Her role was Sarah, a bold but fragile servant with a dodgy past. Her character had a relationship with the handsome driver Thomas the chauffeur, played by Collins’s actual spouse, the actor John Alderton. This turned into a on-screen partnership that the public loved, extending into spinoff shows like the Thomas and Sarah series and the show No, Honestly.
The Highlight of Greatness: The Shirley Valentine Film
However, the pinnacle of her success arrived on the cinema as Shirley Valentine. This freeing, naughty-but-nice journey paved the way for future favorites like the Calendar Girls film and the Mamma Mia!. It was a uplifting, funny, bright comedy with a excellent part for a mature female lead, addressing the theme of female sexuality that did not conform by traditional male perspectives about youthful innocence.
Her portrayal of Shirley prefigured the growing conversation about midlife changes and women who won’t resign themselves to invisibility.
Starting in Theater to Cinema
It originated from Collins performing the lead role of a her career in Willy Russell’s 1986 theater production: Shirley Valentine, the desiring and surprisingly passionate everywoman heroine of an getaway comedy about adulthood.
She turned into the star of London’s West End and the Broadway stage and was then victoriously chosen in the blockbuster film version. This largely followed the comparable path from play to movie of actress Julie Walters in Russell’s stage work from 1980, Educating Rita.
The Story of The Film's Heroine
Her character Shirley is a down-to-earth Liverpool homemaker who is bored with life in her middle age in a boring, lacking creativity place with uninteresting, dull folk. So when she gets the possibility at a free holiday in the Mediterranean, she grabs it with both hands and – to the surprise of the dull UK tourist she’s traveled with – continues once it’s finished to experience the genuine culture beyond the resort area, which means a gloriously sexy adventure with the charming native, Costas, played with an outrageous mustache and dialect by actor Tom Conti.

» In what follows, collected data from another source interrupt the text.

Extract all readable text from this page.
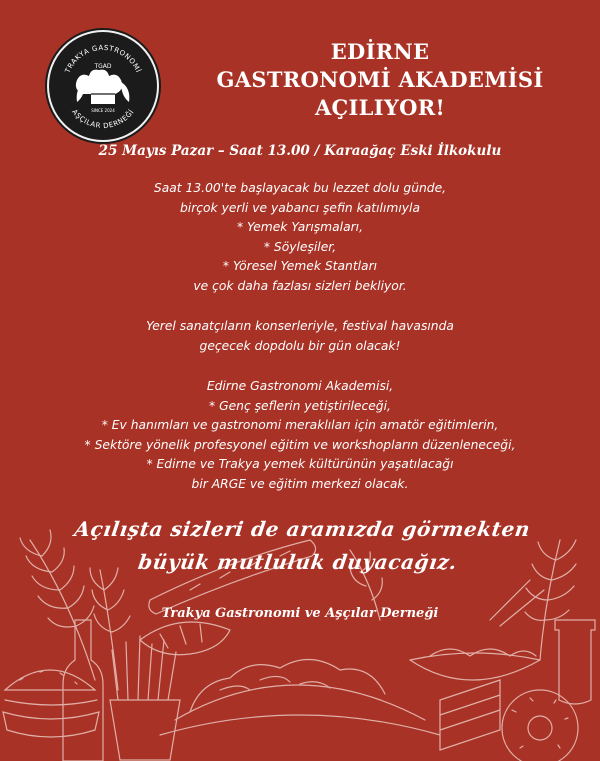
TRAKYA GASTRONOMİ
AŞÇILAR DERNEĞİ
TGAD
SINCE 2024
EDİRNE
GASTRONOMİ AKADEMİSİ
AÇILIYOR!
25 Mayıs Pazar – Saat 13.00 / Karaağaç Eski İlkokulu
Saat 13.00'te başlayacak bu lezzet dolu günde,
birçok yerli ve yabancı şefin katılımıyla
* Yemek Yarışmaları,
* Söyleşiler,
* Yöresel Yemek Stantları
ve çok daha fazlası sizleri bekliyor.
Yerel sanatçıların konserleriyle, festival havasında
geçecek dopdolu bir gün olacak!
Edirne Gastronomi Akademisi,
* Genç şeflerin yetiştirileceği,
* Ev hanımları ve gastronomi meraklıları için amatör eğitimlerin,
* Sektöre yönelik profesyonel eğitim ve workshopların düzenleneceği,
* Edirne ve Trakya yemek kültürünün yaşatılacağı
bir ARGE ve eğitim merkezi olacak.
Açılışta sizleri de aramızda görmekten
büyük mutluluk duyacağız.
Trakya Gastronomi ve Aşçılar Derneği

Sassy, open the heroine is always breaking the fourth wall to share with us what she’s pondering. It got big laughs in movie houses all over the UK when her love interest tells her that he loves her skin lines and she says to us: “Men are full of nonsense, aren't they?”
Later Career
Post-Shirley, the actress continued to have a vibrant work on the stage and on the small screen, including roles on the Doctor Who series, but she was not as fortunate by the cinema where there appeared not to be a writer in the league of the playwright who could give her a genuine lead part.
She was in filmmaker Roland Joffé's passable set in Calcutta story, the movie City of Joy, in 1992 and played the lead as a British missionary and POW in Japan in Bruce Beresford’s the film Paradise Road in the late 90s. In Rodrigo García’s trans drama, 2011’s Albert Nobbs, Collins went back, in a sense, to the Upstairs, Downstairs setting in which she played a servant-level domestic worker.
However, she discovered herself repeatedly cast in condescending and syrupy older-age entertainments about seniors, which were beneath her talents, such as care-home dramas like Mrs Caldicot’s Cabbage War and Quartet, as well as poor set in France film The Time of Their Lives with actress Joan Collins.
A Small Comeback in Fun
Filmmaker Woody Allen provided her a real comedy role (though a small one) in his You Will Meet A Tall Dark Stranger, in which she played the questionable clairvoyant hinted at by the movie's title.
However, in cinema, Shirley Valentine gave her a remarkable period of glory.